#10: Wolfgang Pauli

Wolfgang Pauli was once asked to critique a paper of questionable merit. As he is said to have put it, “This is not right. It is not even wrong.” It was a good and concise statement of what physics requires – not merely interesting ideas, but ones that are both grounded in experimental reality and theoretical rigor. Ideas which don’t do both are not even wrong. There’s even a a physics book in the popular press today titled after Pauli’s quote, making the titular claim about string theory.
But of course snappy quotes won’t get a scientist on the top ten list. Pauli earned his place in more than one dramatic way. The first is his idea that particles have an internal intrinsic degree of which we call spin. It serves as a distinct quantum number, doubling the number of possible states for an electron. This is a vitally important concept because no two electrons can exist in the same quantum state – which is itself another discovery of Pauli, now named the Pauli exclusion principle in his honor. For this discovery he was awarded the 1945 Nobel Prize in physics.
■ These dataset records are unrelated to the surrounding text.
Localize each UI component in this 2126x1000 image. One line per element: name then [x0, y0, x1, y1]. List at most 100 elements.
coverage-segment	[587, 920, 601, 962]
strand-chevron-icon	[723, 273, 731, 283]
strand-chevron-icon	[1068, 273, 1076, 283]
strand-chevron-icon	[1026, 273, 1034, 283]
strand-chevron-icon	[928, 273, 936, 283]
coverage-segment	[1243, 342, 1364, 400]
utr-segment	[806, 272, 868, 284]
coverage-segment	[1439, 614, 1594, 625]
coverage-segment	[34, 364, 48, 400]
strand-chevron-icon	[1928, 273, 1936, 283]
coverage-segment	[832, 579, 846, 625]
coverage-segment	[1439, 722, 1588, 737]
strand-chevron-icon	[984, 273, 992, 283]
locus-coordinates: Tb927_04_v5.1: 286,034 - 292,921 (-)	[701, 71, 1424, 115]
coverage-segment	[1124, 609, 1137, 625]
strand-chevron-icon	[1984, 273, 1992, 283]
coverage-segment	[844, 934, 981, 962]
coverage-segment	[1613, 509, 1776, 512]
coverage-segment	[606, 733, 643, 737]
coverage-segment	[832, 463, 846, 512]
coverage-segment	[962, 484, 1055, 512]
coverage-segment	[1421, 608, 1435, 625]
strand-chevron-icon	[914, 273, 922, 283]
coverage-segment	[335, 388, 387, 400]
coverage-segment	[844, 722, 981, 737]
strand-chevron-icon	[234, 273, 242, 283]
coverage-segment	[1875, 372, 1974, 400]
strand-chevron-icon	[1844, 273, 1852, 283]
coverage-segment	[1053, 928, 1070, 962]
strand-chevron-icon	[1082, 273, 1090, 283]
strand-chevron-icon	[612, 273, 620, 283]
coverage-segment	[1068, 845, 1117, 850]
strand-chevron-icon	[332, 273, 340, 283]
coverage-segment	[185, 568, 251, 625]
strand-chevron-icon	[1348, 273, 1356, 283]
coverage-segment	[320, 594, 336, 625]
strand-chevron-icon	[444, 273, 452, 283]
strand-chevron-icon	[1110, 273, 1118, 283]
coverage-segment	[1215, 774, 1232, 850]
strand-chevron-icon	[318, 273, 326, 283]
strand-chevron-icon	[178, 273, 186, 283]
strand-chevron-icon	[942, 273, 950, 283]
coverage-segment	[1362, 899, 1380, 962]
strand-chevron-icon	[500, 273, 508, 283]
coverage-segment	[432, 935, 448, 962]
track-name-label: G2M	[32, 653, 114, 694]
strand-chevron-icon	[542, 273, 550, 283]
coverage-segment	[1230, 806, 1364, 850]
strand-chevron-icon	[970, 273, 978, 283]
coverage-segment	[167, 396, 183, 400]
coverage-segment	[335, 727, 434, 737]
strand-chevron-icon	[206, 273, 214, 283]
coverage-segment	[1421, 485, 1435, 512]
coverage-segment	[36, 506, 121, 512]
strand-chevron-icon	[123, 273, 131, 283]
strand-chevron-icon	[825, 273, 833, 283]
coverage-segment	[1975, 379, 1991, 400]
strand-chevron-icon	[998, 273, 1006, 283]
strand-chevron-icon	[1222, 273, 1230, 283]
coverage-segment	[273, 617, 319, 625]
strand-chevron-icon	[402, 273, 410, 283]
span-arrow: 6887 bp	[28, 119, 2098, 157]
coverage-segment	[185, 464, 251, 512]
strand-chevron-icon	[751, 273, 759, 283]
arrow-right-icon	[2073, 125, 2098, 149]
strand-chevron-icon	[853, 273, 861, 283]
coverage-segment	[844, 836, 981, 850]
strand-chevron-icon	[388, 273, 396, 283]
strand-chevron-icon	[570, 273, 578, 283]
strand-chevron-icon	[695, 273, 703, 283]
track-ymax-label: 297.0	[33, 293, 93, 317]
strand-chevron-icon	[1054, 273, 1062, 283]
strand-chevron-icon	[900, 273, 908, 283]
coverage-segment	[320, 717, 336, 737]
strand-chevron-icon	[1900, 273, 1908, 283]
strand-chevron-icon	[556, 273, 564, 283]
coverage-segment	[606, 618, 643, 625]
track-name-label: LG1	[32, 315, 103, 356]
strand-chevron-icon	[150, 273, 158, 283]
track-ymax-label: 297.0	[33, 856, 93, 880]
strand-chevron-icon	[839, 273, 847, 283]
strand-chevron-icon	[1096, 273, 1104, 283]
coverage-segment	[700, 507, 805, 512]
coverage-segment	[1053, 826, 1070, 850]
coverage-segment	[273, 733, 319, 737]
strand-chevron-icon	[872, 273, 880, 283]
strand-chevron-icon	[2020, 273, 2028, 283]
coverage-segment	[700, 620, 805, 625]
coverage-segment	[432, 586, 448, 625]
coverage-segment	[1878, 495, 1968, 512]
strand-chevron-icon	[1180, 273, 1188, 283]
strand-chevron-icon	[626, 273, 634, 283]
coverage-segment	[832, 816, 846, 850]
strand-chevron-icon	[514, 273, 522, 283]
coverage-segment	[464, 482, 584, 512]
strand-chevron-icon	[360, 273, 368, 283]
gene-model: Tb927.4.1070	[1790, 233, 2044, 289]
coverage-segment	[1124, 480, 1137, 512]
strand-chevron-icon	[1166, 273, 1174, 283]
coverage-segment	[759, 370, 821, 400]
He calculated the spectrum of hydrogen and invented the Pauli spin matrices, which are fundamental for treating the quantization of spin angular momentum and are familiar to any student of quantum mechanics.
He predicted the existence of the neutrino in order to explain why certain quantities seemed not to be conserved in beta decay. As you might have expected, he was very worried about having predicted something unobservable, but later in life he was proved to be correct when delicate measurements were able to confirm the existence of the neutrino directly.
He died in 1958 at the age of 58. In that lifetime he discovered several fundamental principles of nature, made successful predictions on the basis of theory, proved importent physical theorems, and broke lab equipment with his mere presence (the mark of any fine theorist!). A scientist can’t ask for a much better legacy.